Sounds of sickness: can people identify infectious disease using sounds of coughs and sneezes?
Author(s) -
Nicholas M. Michalak,
Oliver Sng,
Iris M. Wang,
Joshua M. Ackerman
Publication year - 2020
Publication title -
proceedings of the royal society b biological sciences
Language(s) - English
Resource type - Journals
SCImago Journal Rank - 2.342
H-Index - 253
eISSN - 1471-2954
pISSN - 0962-8452
DOI - 10.1098/rspb.2020.0944
Subject(s) - stimulus modality , psychology , sociality , disease , infectious disease (medical specialty) , pathogen , sensory system , audiology , medicine , cognitive psychology , immunology , biology , pathology , ecology
Cough, cough.
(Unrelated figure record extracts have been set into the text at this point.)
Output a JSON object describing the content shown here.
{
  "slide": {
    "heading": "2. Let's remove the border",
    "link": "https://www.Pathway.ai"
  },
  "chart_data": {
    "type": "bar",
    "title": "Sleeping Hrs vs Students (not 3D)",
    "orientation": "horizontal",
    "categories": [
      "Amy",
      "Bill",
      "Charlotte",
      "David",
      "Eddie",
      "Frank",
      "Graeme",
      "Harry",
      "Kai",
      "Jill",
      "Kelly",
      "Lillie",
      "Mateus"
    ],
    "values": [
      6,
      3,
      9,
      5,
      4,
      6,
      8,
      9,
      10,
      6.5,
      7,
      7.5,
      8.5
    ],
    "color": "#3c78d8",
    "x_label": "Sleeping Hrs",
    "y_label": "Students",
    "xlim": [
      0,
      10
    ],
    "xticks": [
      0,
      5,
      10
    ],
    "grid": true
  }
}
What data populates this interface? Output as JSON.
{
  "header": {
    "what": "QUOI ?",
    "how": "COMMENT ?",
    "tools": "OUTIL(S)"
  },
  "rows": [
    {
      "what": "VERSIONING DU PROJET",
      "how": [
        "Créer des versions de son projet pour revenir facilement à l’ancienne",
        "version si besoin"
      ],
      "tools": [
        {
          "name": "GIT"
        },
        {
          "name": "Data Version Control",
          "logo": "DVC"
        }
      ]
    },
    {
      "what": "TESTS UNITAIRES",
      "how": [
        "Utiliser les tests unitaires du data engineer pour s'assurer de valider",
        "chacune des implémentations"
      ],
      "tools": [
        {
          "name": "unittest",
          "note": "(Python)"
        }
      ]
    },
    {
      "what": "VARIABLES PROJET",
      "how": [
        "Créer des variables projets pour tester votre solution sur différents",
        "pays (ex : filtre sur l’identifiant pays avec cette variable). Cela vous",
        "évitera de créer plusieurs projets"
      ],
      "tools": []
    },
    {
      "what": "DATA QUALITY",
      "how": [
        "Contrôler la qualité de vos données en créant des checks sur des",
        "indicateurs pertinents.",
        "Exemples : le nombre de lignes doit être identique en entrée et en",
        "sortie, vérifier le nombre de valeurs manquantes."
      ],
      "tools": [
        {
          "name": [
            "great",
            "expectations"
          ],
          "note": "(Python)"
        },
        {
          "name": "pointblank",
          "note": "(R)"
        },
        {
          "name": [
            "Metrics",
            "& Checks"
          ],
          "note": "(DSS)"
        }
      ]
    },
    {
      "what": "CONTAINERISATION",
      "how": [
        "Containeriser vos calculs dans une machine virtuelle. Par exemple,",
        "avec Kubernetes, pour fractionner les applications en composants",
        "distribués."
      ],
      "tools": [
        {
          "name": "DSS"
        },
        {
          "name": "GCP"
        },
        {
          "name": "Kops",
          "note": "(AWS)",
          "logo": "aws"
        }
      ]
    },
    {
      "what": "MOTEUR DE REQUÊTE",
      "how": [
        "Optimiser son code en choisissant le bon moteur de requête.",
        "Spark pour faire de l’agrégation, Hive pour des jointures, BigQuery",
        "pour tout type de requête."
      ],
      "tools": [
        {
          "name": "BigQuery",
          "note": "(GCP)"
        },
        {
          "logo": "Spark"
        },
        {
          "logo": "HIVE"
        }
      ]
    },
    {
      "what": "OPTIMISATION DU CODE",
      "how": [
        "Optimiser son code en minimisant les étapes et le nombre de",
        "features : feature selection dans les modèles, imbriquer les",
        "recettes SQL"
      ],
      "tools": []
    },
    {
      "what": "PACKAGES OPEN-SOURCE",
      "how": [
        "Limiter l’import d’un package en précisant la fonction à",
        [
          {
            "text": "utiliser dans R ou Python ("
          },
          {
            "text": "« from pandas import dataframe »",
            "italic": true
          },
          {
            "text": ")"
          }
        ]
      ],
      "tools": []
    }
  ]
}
Is that person sick, or do they just have a throat tickle? A growing body of research suggests pathogen threats shape key aspects of human sociality. However, less research has investigated specific processes involved in pathogen threat detection. Here, we examine whether perceivers can accurately detect pathogen threats using an understudied sensory modality-sound. Participants in four studies judged whether cough and sneeze sounds were produced by people infected with a communicable disease or not. We found no evidence that participants could accurately identify the origins of these sounds. Instead, the more disgusting they perceived a sound to be, the more likely they were to judge that it came from an infected person (regardless of whether it did). Thus, unlike research indicating perceivers can accurately diagnose infection using other sensory modalities (e.g. sight, smell), we find people overperceive pathogen threat in subjectively disgusting sounds.